Dao Lam’s hobo bag

This morning I began my crochet day with the Little Boy Blue blanket at hand, and I added the smaller border squares to the edge in between loads of laundry, dog walks, and other household chores.

Here is a photo (this time in daylight) of my continued progress:

I make a bit more progress on the border for the Little Boy Blue blanket
I make a bit more progress on the border for the Little Boy Blue blanket

By lunch, however, I was a bit weary of blue and found myself looking for something that could bring me both practically instant gratification and generate some much needed finishing mojo.

In the poem, “Locksley Hall,” by Alfred Lord Tennyson the poet notes: In the Spring a young man’s fancy lightly turns to thoughts of love.

It might be just as valid to say this: In the Spring a woman’s fancy lightly turns to thoughts of a new bag for the things she carries.

This was certainly true of me yesterday when I went to the store to get a few items for dinner. I could not help but notice that the woman directly ahead of me in line had a bag on her shoulder that I recognized as Dao Lam’s ever popular Crochet Hobo Bag. The body of the bag had been crocheted with Red Heart Super Saver cherry red and lined with an eye-catching (well, it certainly caught my eye) black and white print fabric, which I soon learned had been purchased at Michael’s.

Based on a crocheted bag Ms. Lam had seen at Nordstrom’s and could not forget, she used yarn that she had on hand to recreate the bag, and at last count, 952 fellow ravelers had used Ms. Lam’s pattern to make their own hobo bags. This number does not take into account the many people who have made (but not documented at their projects page) multiple bags, people who did not link to the pattern when adding it to their projects page, people who don’t bother with the projects page, and people who don’t frequent Ravelry, but who have made this awesome bag.

It also doesn’t include me.

Yet.

The question facing me after lunch today was this: could I make this bag and, at the same time, do some spring cleaning, capturing another aspect of the esprit of Ms. Lam’s orignial creation: using materials at hand.

Because this purse requires a lining, I decided that is where I would start in my hunt for materials. I quickly settled on this shirt that was once a favorite of mine:

A much beloved shirt
A much beloved shirt

From there, I went to the yarn annex (an area separate from my crochet empire that holds much of the vast stores of yarn I have accumulated) and searched for a yarn that would coordinate with the future lining of my hobo bag.

To my delight I found this skein of baby pink Kolor Match yarn, a vintage yarn that is a shrink resistant, permanently mothproof Orlon® and Dacron® blend originally sold at Kmart, but which I acquired through a purchase from my son’s trumpet teacher:

A vintage pink yarn from Kmart
A vintage pink yarn from Kmart

To my delight, when I got the yarn and lining of the future bag into sunlight, they were still a good match:

The materials for my future hobo bag
The materials for my future hobo bag

With the yarn and the lining selected, I hopped on over to the page at Dao Lam’s blog, Just One More Line, where the directions for this magnificent bag are available (unlike the Nordstrom’s bag it was based on) at no charge.

As I was using a single strand of a worsted weight yarn rather than the chunky weight used in Ms. Lam’s rendition of this bag, I spent the first hour trying the pattern with various sizes of hook. Eventually, I settled on a 5.5 mm, 5.0 mm, and a 4.5 mm rather than the K, J, and H used in the original with the chunkier yarn.

Once I settled on a hook size, the project progressed quickly, and just as my son got off the school bus, I had gotten this far:

The first eleven rows of Dao Lam's hobo bag
The first eleven rows of Dao Lam’s hobo bag

(Note to the reader: while I describe the above as the first 11 rows, Ms. Lam counts the foundation chain as a row, so for the purposes of her directions, the above shows the first 12 rows)
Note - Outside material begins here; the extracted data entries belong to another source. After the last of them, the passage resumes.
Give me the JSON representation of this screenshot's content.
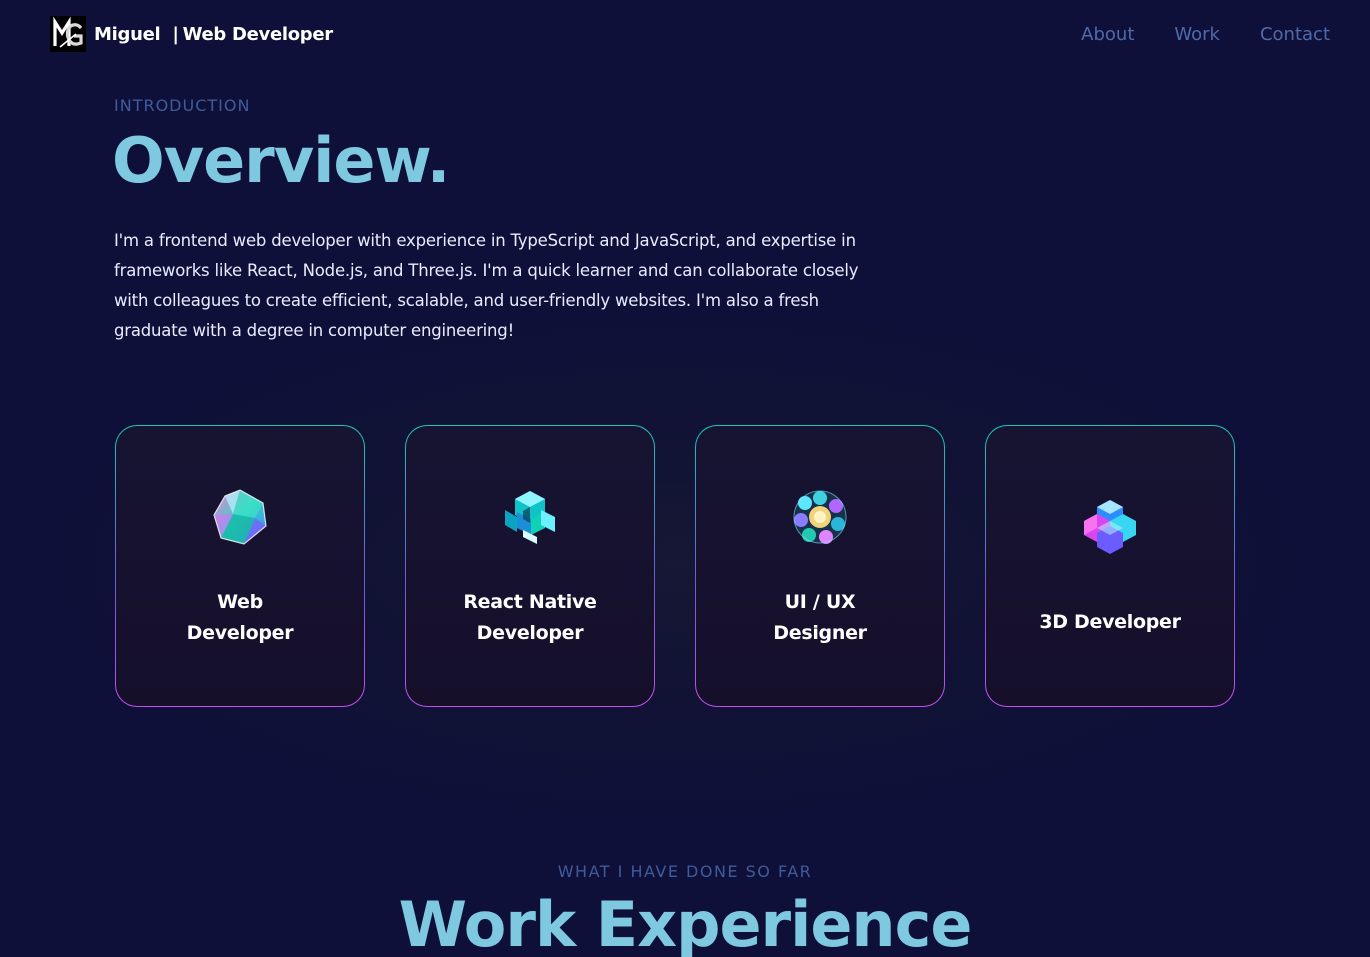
{
  "navbar": {
    "brand_name": "Miguel",
    "brand_separator": "|",
    "brand_role": "Web Developer",
    "logo_icon": "mg-monogram-logo",
    "links": [
      {
        "label": "About"
      },
      {
        "label": "Work"
      },
      {
        "label": "Contact"
      }
    ]
  },
  "overview": {
    "label": "INTRODUCTION",
    "title": "Overview.",
    "text": "I'm a frontend web developer with experience in TypeScript and JavaScript, and expertise in frameworks like React, Node.js, and Three.js. I'm a quick learner and can collaborate closely with colleagues to create efficient, scalable, and user-friendly websites. I'm also a fresh graduate with a degree in computer engineering!"
  },
  "services": [
    {
      "line1": "Web",
      "line2": "Developer",
      "icon": "icosahedron-icon"
    },
    {
      "line1": "React Native",
      "line2": "Developer",
      "icon": "cube-cluster-icon"
    },
    {
      "line1": "UI / UX",
      "line2": "Designer",
      "icon": "flower-sphere-icon"
    },
    {
      "line1": "3D Developer",
      "line2": "",
      "icon": "hexagon-cluster-icon"
    }
  ],
  "work": {
    "label": "WHAT I HAVE DONE SO FAR",
    "title": "Work Experience"
  },
  "colors": {
    "background": "#0f1039",
    "accent_title": "#7ec8e0",
    "nav_link": "#4f6aa8",
    "card_border_top": "#19c7b0",
    "card_border_bottom": "#c44ff0"
  }
}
After this row, a decrease of sorts began with two rounds of 3dc shells rather than the 4dc shells of the first 11 rounds. From there, the two increasingly smaller hooks were used for three of the four single crochet rounds.

Before I knew it, I had gotten this far:

The body of my crochet hobo bag to-be
The body of my crochet hobo bag to-be

Worked in the round, there are a couple of ingenious little design features that I think contribute to the popularity of this bag, not the least of which is how easy it is to do, and how functional and elegant the result.

While I still have to line the bag and find both a suitable handle and ribbon (or strip of fabric) to finish this project, this has been, so far, an immensely gratifying project, and I can hardly wait to finish it and list is as the 953rd such project at Ravelry.

4 thoughts on “Dao Lam’s hobo bag

  1. I’d suggest a strip of fabric from your lining shirt so that the “ribbon” and the lining match.